First of all recall that the space $\mathscr{F}(X)$ of $\mu$-equivalence classes of Borel-measurable functions $X \to [0,\infty)$ is Polish with respect to the topology of convergence in measure. In fact the metric $$d_{\mathscr{F}}(f,g) = \min{\{\varepsilon \geq 0\,:\,\mu(\{|f(s) - g(s)| \gt \varepsilon\})\leq \varepsilon\}}$$ is particularly convenient.
Translating Fisher–Witte Morris–Whyte's Lemma 2.7 into our situation we get:
Lemma. Given a Borel measurable function $f: G \to \mathscr{F}(X)$ there exists a Borel measurable function $\varphi: G \times X \to [0,\infty)$ such that for all $g \in G$ we have $$\varphi(g,x) = f(g)(x) \quad \text{ for almost every } x \in X.$$
Note that his implies the exponential law $\mathscr{F}(G \times X) = \mathscr{F}(G,\mathscr{F}(X))$.
The proof of the lemma is relatively simple: partition $\mathscr{F}(X)$ into countably many disjoint Borel sets $\{D_{i}^{(n)}\}_{i=1}^{\infty}$ of diameter $2^{-n}$, for each $i$ pick $\varphi^{(n)}_i \in D_{i}^{(n)}$ and put $\varphi^{(n)}(g,x) = \varphi^{(n)}_i(x)$ if $f(g) \in D_{i}^{(n)}$. Then it is easy to see that for fixed $g$ the function $\varphi^{(n)}(g, \cdot)$ is Borel and converges a.e. to a limit $\varphi(g,\cdot)$. For details see loc. cit.
Given this, it remains to show that the map $r: G \to \mathscr{F}(X)$ given by $g \mapsto \frac{d(g\mu)}{d\mu}$ is Borel measurable. To see this, choose a countable separating and generating set $\{A_n\}_{n=1}^{\infty}$ of $\Sigma$ and notice that $$ \mathscr{R} = \bigcap_{n=1}^{\infty} \left\{(g,f) \in G \times \mathscr{F}(X)\,:\,\mu(gA_n) = \int_{A_n} f(x)\,d\mu(x)\right\} $$ is the graph of $r$ because the fiber of $\mathscr{R}$ over $g$ is the Radon-Nikodym derivative $\frac{d(g\mu)}{d\mu}$ of the Borel automorphism $x \mapsto gx$ of $(X,\Sigma)$. Hence, it suffices to show that $\mathscr{R}$ is Borel by the Borel graph theorem (e.g. Kechris, Theorem 14.12 on page 88). We're done as soon as we show that $g\mapsto\mu(gA_n)$ and $f \mapsto \int_{A_n} f\,d\mu$ are Borel on $G$ and $\mathscr{F}$, respectively. For the latter map this is an application of the monotone convergence theorem, see Fisher–Witte Morris–Whyte, Lemma 2.17, and for the former we write $gA_n \subset G \times X$ as $\psi(\{g\} \times A_n) \cap (\operatorname{pr}_G)^{-1}(\{g\})$ where $\psi: G \times X \to G \times X$ is the Borel automorphism $\psi(g,x) = (g,gx)$, hence it maps Borel sets to Borel sets and measurability of $g \mapsto \mu(gA_n)$ now follows e.g. from Kechris's theorem 17.25 on page 113.
Solution 2:
Just to add to Theo's excellent answer, I will quote in full Exercise 6.10.72 from page 63 of V. Bogachev's Measure Theory (volume 2). A long hint is also given there.
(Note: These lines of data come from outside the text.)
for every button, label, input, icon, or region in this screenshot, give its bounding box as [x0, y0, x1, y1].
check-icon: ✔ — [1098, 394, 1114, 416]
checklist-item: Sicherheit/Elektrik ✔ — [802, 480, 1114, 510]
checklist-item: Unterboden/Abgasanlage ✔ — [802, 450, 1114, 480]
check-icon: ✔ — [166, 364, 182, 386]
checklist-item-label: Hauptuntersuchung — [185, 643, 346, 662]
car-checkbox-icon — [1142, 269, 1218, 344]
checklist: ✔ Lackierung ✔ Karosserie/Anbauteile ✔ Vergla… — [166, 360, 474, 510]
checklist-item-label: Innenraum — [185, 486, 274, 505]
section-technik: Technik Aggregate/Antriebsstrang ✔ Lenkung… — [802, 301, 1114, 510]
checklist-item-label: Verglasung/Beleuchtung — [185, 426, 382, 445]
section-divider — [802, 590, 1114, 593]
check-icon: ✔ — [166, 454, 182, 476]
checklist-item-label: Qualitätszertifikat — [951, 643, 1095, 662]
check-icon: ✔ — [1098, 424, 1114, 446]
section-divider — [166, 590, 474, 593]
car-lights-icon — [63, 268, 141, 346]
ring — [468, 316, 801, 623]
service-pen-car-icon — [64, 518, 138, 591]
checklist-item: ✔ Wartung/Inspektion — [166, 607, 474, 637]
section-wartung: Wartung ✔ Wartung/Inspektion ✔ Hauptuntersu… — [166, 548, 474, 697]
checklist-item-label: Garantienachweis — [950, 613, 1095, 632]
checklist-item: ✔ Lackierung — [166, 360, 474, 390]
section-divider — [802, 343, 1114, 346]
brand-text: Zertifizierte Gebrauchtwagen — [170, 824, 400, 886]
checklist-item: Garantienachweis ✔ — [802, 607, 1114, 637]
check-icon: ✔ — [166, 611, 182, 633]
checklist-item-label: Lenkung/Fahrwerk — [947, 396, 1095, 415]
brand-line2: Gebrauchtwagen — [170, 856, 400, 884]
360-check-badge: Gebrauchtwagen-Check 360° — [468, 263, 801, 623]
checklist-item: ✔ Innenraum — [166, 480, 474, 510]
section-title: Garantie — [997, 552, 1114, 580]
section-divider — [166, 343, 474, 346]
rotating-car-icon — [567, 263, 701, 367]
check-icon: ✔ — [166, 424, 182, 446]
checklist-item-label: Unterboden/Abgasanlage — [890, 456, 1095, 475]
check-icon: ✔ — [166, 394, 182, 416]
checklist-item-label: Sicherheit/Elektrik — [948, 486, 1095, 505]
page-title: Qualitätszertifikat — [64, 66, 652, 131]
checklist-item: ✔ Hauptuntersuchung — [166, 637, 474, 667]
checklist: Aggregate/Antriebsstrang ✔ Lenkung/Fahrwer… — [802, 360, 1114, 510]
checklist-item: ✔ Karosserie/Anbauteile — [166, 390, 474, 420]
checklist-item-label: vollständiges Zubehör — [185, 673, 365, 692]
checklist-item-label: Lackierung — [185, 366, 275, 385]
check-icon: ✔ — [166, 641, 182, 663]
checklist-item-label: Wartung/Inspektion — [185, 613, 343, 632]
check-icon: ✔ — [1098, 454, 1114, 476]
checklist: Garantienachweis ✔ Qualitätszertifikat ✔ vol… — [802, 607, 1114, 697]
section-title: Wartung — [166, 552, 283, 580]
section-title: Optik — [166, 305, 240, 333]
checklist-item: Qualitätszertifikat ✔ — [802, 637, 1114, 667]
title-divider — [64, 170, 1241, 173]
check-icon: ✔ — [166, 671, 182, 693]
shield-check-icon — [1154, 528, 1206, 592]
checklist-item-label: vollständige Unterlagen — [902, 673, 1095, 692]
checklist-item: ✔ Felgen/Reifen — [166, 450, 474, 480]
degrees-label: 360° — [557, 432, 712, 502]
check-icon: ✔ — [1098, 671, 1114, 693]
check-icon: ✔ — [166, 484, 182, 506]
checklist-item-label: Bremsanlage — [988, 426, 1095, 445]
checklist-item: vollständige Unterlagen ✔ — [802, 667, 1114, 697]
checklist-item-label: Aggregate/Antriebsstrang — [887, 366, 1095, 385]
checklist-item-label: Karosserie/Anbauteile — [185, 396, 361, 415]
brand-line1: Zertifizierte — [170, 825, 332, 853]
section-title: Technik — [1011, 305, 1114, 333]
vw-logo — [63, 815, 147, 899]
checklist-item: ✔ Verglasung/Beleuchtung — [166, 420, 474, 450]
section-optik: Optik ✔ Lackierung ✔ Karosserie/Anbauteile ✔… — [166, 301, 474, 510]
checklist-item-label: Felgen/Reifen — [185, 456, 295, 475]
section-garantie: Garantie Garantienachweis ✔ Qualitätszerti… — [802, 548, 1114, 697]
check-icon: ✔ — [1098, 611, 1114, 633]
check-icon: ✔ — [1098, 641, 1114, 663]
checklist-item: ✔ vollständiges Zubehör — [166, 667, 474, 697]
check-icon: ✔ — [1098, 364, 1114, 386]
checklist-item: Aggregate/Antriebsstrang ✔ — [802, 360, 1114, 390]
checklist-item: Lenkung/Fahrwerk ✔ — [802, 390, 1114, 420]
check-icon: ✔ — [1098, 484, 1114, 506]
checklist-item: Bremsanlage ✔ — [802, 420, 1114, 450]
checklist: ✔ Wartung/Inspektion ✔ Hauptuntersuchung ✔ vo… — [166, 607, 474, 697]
Let $(X,{\cal A},\mu)$ be a probability space, ${\cal A}$ a countably generated $\sigma$-algebra, $(T,{\cal B})$ a measurable space, and let $\mu_t$, where $t\in T$, be a family of bounded measures on $\cal A$ absolutely continuous with respect to $\mu$ such that for every $A\in {\cal A}$, the function $t\mapsto \mu_t(A)$ is measurable with respect to $\cal B$. Prove that one can find an ${\cal A}\otimes{\cal B}$-measurable function $f$ on $X\times T$ such that for every $t\in T$, the function $x\mapsto f(x,t)$ is the Radon-Nikodym density of the measure $\mu_t$ with respect to $\mu$.